3. Partition recovery

When the partition heals, the system has (hopefully) kept a careful log of operations that happened during the partition. With this history, the system can reconcile its state and make compensations for any inconsistencies/mistakes made during partition mode.

The method used to merge the inconsistent narratives varies by use case. Some systems require explicit manual intervention (git, wiki systems) to resolve conflicts. Some systems always choose to keep additions, some do last-writer wins, and still others constrain operations during offline mode.

CRDTs (commutative repicated data types) are really powerful tools for state convergence after a partition.

That said, CRDTs are only useful for locally-verifiable invariants – you can’t use them to handle externalized calls. Methods for handling externalized mistakes made during a partition depend on the application.

As an example, Brewer brings up bank operations during a partition. Because of communication delays, the banking system defines the amount of risk it’s willing to tolerate, and then relies on auditing and compensation (overdraft fees) to make up the difference.

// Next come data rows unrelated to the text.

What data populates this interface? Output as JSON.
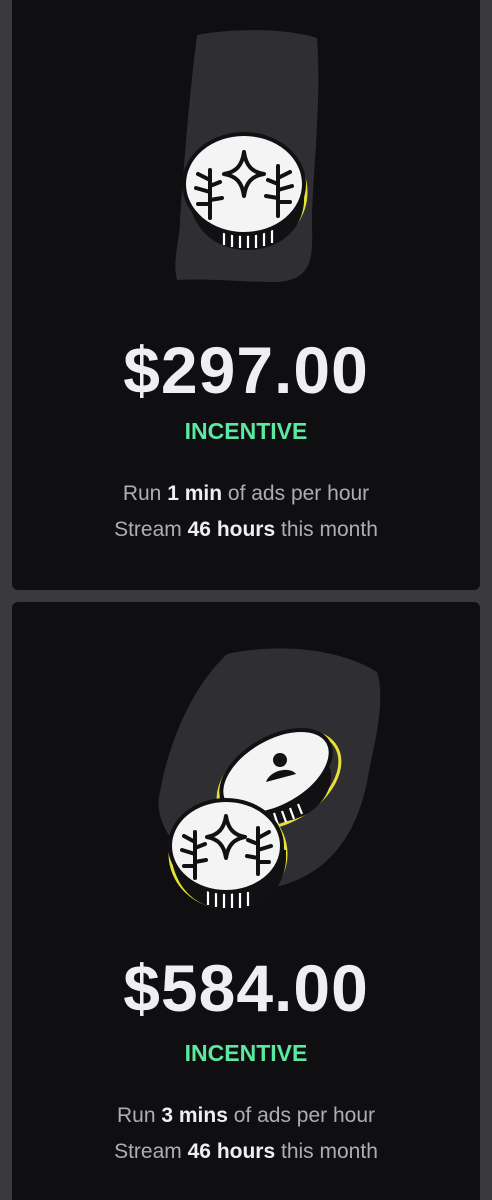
{
  "cards": [
    {
      "amount": "$297.00",
      "badge": "INCENTIVE",
      "line1": {
        "prefix": "Run",
        "bold": "1 min",
        "suffix": "of ads per hour"
      },
      "line2": {
        "prefix": "Stream",
        "bold": "46 hours",
        "suffix": "this month"
      },
      "illustration": "single-coin-icon"
    },
    {
      "amount": "$584.00",
      "badge": "INCENTIVE",
      "line1": {
        "prefix": "Run",
        "bold": "3 mins",
        "suffix": "of ads per hour"
      },
      "line2": {
        "prefix": "Stream",
        "bold": "46 hours",
        "suffix": "this month"
      },
      "illustration": "double-coin-icon"
    }
  ],
  "colors": {
    "background": "#3a3a3d",
    "card": "#0f0f11",
    "amount": "#efeff1",
    "badge": "#5ce8a0",
    "muted_text": "#adadb8",
    "coin_outline": "#e8e03a"
  }
}
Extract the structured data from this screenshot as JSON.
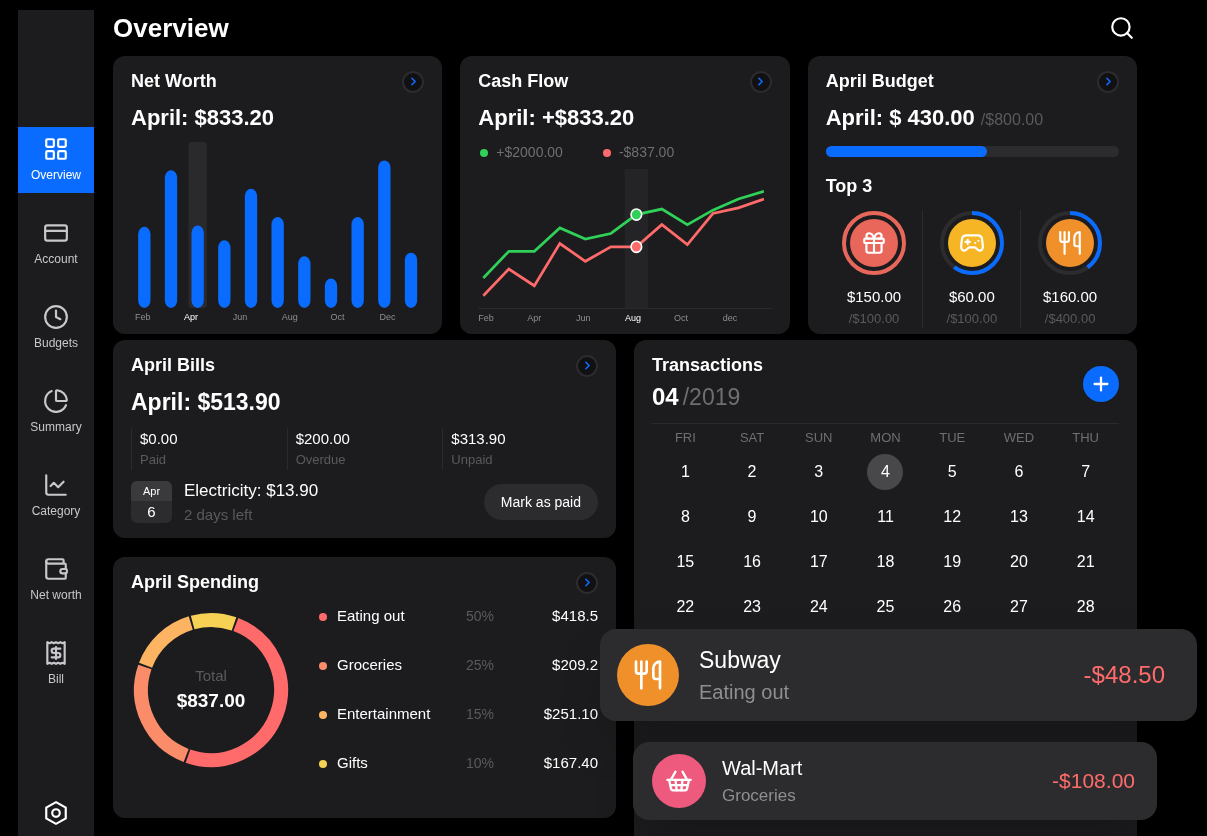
{
  "header": {
    "title": "Overview"
  },
  "sidebar": {
    "items": [
      {
        "label": "Overview",
        "selected": true
      },
      {
        "label": "Account",
        "selected": false
      },
      {
        "label": "Budgets",
        "selected": false
      },
      {
        "label": "Summary",
        "selected": false
      },
      {
        "label": "Category",
        "selected": false
      },
      {
        "label": "Net worth",
        "selected": false
      },
      {
        "label": "Bill",
        "selected": false
      }
    ]
  },
  "net_worth": {
    "title": "Net Worth",
    "amount": "April: $833.20",
    "x_labels": [
      {
        "label": "Feb",
        "selected": false
      },
      {
        "label": "Apr",
        "selected": true
      },
      {
        "label": "Jun",
        "selected": false
      },
      {
        "label": "Aug",
        "selected": false
      },
      {
        "label": "Oct",
        "selected": false
      },
      {
        "label": "Dec",
        "selected": false
      }
    ]
  },
  "cash_flow": {
    "title": "Cash Flow",
    "amount": "April: +$833.20",
    "legend": [
      {
        "label": "+$2000.00",
        "color": "#30d158"
      },
      {
        "label": "-$837.00",
        "color": "#ff6b6b"
      }
    ],
    "x_labels": [
      {
        "label": "Feb",
        "selected": false
      },
      {
        "label": "Apr",
        "selected": false
      },
      {
        "label": "Jun",
        "selected": false
      },
      {
        "label": "Aug",
        "selected": true
      },
      {
        "label": "Oct",
        "selected": false
      },
      {
        "label": "dec",
        "selected": false
      }
    ]
  },
  "budget": {
    "title": "April Budget",
    "amount": "April: $ 430.00",
    "limit": "/$800.00",
    "level": 0.55,
    "top_title": "Top 3",
    "top": [
      {
        "color": "#e8665a",
        "spent": "$150.00",
        "limit": "/$100.00"
      },
      {
        "color": "#f5b524",
        "spent": "$60.00",
        "limit": "/$100.00"
      },
      {
        "color": "#f0902a",
        "spent": "$160.00",
        "limit": "/$400.00"
      }
    ]
  },
  "bills": {
    "title": "April Bills",
    "amount": "April: $513.90",
    "stats": [
      {
        "value": "$0.00",
        "label": "Paid"
      },
      {
        "value": "$200.00",
        "label": "Overdue"
      },
      {
        "value": "$313.90",
        "label": "Unpaid"
      }
    ],
    "next": {
      "month": "Apr",
      "day": "6",
      "name": "Electricity: $13.90",
      "due": "2 days left",
      "action": "Mark as paid"
    }
  },
  "spending": {
    "title": "April Spending",
    "total_label": "Total",
    "total": "$837.00",
    "items": [
      {
        "label": "Eating out",
        "percent": "50%",
        "amount": "$418.5",
        "color": "#ff6b6b"
      },
      {
        "label": "Groceries",
        "percent": "25%",
        "amount": "$209.2",
        "color": "#fb8c6a"
      },
      {
        "label": "Entertainment",
        "percent": "15%",
        "amount": "$251.10",
        "color": "#fdb462"
      },
      {
        "label": "Gifts",
        "percent": "10%",
        "amount": "$167.40",
        "color": "#f7d154"
      }
    ]
  },
  "transactions": {
    "title": "Transactions",
    "month": "04",
    "year": "/2019",
    "weekdays": [
      "FRI",
      "SAT",
      "SUN",
      "MON",
      "TUE",
      "WED",
      "THU"
    ],
    "days": [
      {
        "label": "1",
        "selected": false
      },
      {
        "label": "2",
        "selected": false
      },
      {
        "label": "3",
        "selected": false
      },
      {
        "label": "4",
        "selected": true
      },
      {
        "label": "5",
        "selected": false
      },
      {
        "label": "6",
        "selected": false
      },
      {
        "label": "7",
        "selected": false
      },
      {
        "label": "8",
        "selected": false
      },
      {
        "label": "9",
        "selected": false
      },
      {
        "label": "10",
        "selected": false
      },
      {
        "label": "11",
        "selected": false
      },
      {
        "label": "12",
        "selected": false
      },
      {
        "label": "13",
        "selected": false
      },
      {
        "label": "14",
        "selected": false
      },
      {
        "label": "15",
        "selected": false
      },
      {
        "label": "16",
        "selected": false
      },
      {
        "label": "17",
        "selected": false
      },
      {
        "label": "18",
        "selected": false
      },
      {
        "label": "19",
        "selected": false
      },
      {
        "label": "20",
        "selected": false
      },
      {
        "label": "21",
        "selected": false
      },
      {
        "label": "22",
        "selected": false
      },
      {
        "label": "23",
        "selected": false
      },
      {
        "label": "24",
        "selected": false
      },
      {
        "label": "25",
        "selected": false
      },
      {
        "label": "26",
        "selected": false
      },
      {
        "label": "27",
        "selected": false
      },
      {
        "label": "28",
        "selected": false
      }
    ]
  },
  "toasts": [
    {
      "color": "#f0902a",
      "name": "Subway",
      "category": "Eating out",
      "amount": "-$48.50"
    },
    {
      "color": "#ee5a7d",
      "name": "Wal-Mart",
      "category": "Groceries",
      "amount": "-$108.00"
    }
  ]
}
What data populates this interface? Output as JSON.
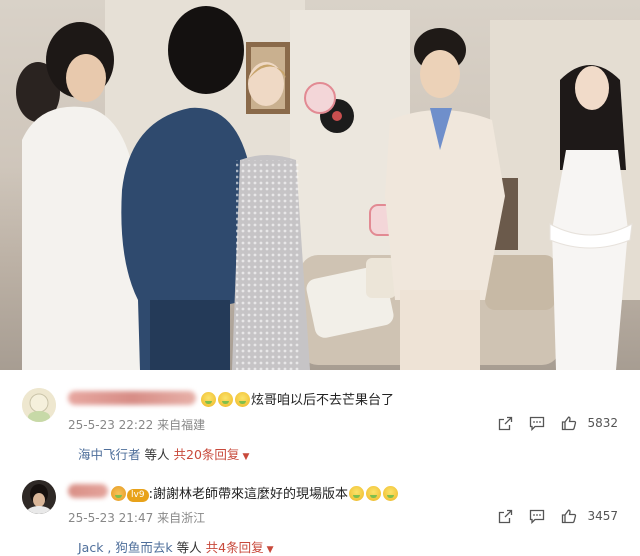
{
  "comments": [
    {
      "text": "炫哥咱以后不去芒果台了",
      "time": "25-5-23 22:22",
      "location": "来自福建",
      "replies": {
        "names": "海中飞行者",
        "connector": "等人",
        "count_label": "共20条回复"
      },
      "likes": "5832"
    },
    {
      "text": ":謝謝林老師帶來這麼好的現場版本",
      "time": "25-5-23 21:47",
      "location": "来自浙江",
      "badge": "lv9",
      "replies": {
        "names": "Jack , 狗鱼而去k",
        "connector": "等人",
        "count_label": "共4条回复"
      },
      "likes": "3457"
    }
  ],
  "icons": {
    "share": "share-icon",
    "comment": "comment-icon",
    "like": "thumbs-up-icon",
    "more": "chevron-down-icon"
  },
  "colors": {
    "reply_name": "#4f6f9b",
    "reply_count": "#c8493b",
    "meta": "#888888"
  }
}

(a note on eventual consistency)

Reconciling divergent state is important not just for healing partitions, but also for latency improvements in the general case. Brewer brings up some examples of consistency models optimized for performance:

Yahoo’s PNUTS:
- the local data copy is the source of truth, since single user data is naturally partitioned according to the user’s location.
Facebook’s' odd RYW scheme
- the master copy is always in one location, so a remote user reads from the closer (potentially stale) copy. When the user issues a write, the update goes to the master copy, and so do all reads for the next 20s, which is much larger than the replication delay.